College football coaches love the performance of discipline for star players more than the discipline itself. They get to look like formidable leaders, but their priority is job security. When Oklahoma State running back Ollie Gordon II was arrested on suspicion of DUI recently, head coach Mike Gundy didn't even bother with appearances. To explain his reasoning for not suspending Gordon, Gundy volunteered his own experiences of getting behind the wheel after having a few.
Early in the morning on June 30, Gordon was arrested near Oklahoma City with a blood alcohol level between 0.11 and 0.10. Gordon still showed up to Big 12 media days this week to give a brief, boilerplate apology, but Gundy held court for longer, downplayed the idea of any real discipline, and pondered the assumed universality of driving drunk.
"[Gordon's] going to play," Gundy said. "I'm going to do what we think is best for Oklahoma State football. And I think it's best for Ollie to play. If there's any punishment, it's making him carry the ball 50 times in the first game."
If you read that as Gundy perhaps not taking the dangers of drunk driving seriously, he made his position clear afterward. When asked about Gordon's status and why he brought him to media day, Gundy said his running back got unlucky doing something he'd done often.
"So I looked it up on my phone, ‘What would be the legal limit?’" Gundy said Tuesday in a televised interview with ESPN. "Like, in Oklahoma, it’s 0.08 [percent]. And Ollie was 0.1 [percent]. So I looked it up, and it was based on body weight. Not to get into the legal side of it, but I thought, ‘Really, two or three beers, or four.’ I’m not justifying what Ollie did, I’m telling you what decision I made. Well, I thought, ‘I’ve probably done that a thousand times in my life, and you know it was just fine.’ So I got lucky. People get lucky. Ollie made a decision that he wished he could have done better, but when I talked to Ollie, I told him, ‘You’re lucky, you got out light.’"
Gundy's legal analysis needs more work. The legal limit in Oklahoma is 0.08 for those 21 or older. For Gordon, who is 20, the legal limit is any measurable quantity of alcohol. Anyway, it would've taken less time if Gundy had plainly said he didn't care. Making the 2023 Doak Walker winner come to media days is not a real punishment, nor is giving him the football a lot in the season opener. Every time Gundy brought himself to say that what Gordon did was bad, it was qualified. If Gordon weren't a star, that'd make it easier for his coach to pretend he runs a no-nonsense program, but the handling of an All-America running back requires at least some nonsense.

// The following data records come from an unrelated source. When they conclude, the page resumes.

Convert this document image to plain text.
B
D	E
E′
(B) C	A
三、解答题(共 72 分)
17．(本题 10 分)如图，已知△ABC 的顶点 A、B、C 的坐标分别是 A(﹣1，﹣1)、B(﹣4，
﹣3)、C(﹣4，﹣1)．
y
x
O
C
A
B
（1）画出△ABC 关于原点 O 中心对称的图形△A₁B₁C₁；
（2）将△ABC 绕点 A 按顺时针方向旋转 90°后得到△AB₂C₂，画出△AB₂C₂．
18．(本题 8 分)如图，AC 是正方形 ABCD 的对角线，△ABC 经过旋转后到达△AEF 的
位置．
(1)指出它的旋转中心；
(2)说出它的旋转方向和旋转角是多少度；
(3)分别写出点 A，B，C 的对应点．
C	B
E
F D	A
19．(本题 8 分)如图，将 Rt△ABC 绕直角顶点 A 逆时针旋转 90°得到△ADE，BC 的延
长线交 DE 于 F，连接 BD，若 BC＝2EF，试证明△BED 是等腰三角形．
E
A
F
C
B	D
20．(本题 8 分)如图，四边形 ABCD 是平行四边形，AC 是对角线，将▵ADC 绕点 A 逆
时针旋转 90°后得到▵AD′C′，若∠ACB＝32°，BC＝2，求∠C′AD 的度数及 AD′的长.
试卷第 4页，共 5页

Judging by the response to his remarks, Gundy was told to do damage control, Hours after the interview, he posted on Twitter that when he was talking about how he had drank a few beers and then driven many times in his life, it was just a figure of speech. "My intended point today at Big 12 media days was that we are all guilty of making bad decisions," Gundy wrote. "It was not a reference to something specific." Also, when I say that mullets are a bad look for some college football coaches, because they make their heads look swollen and weird, it's not a reference to something specific.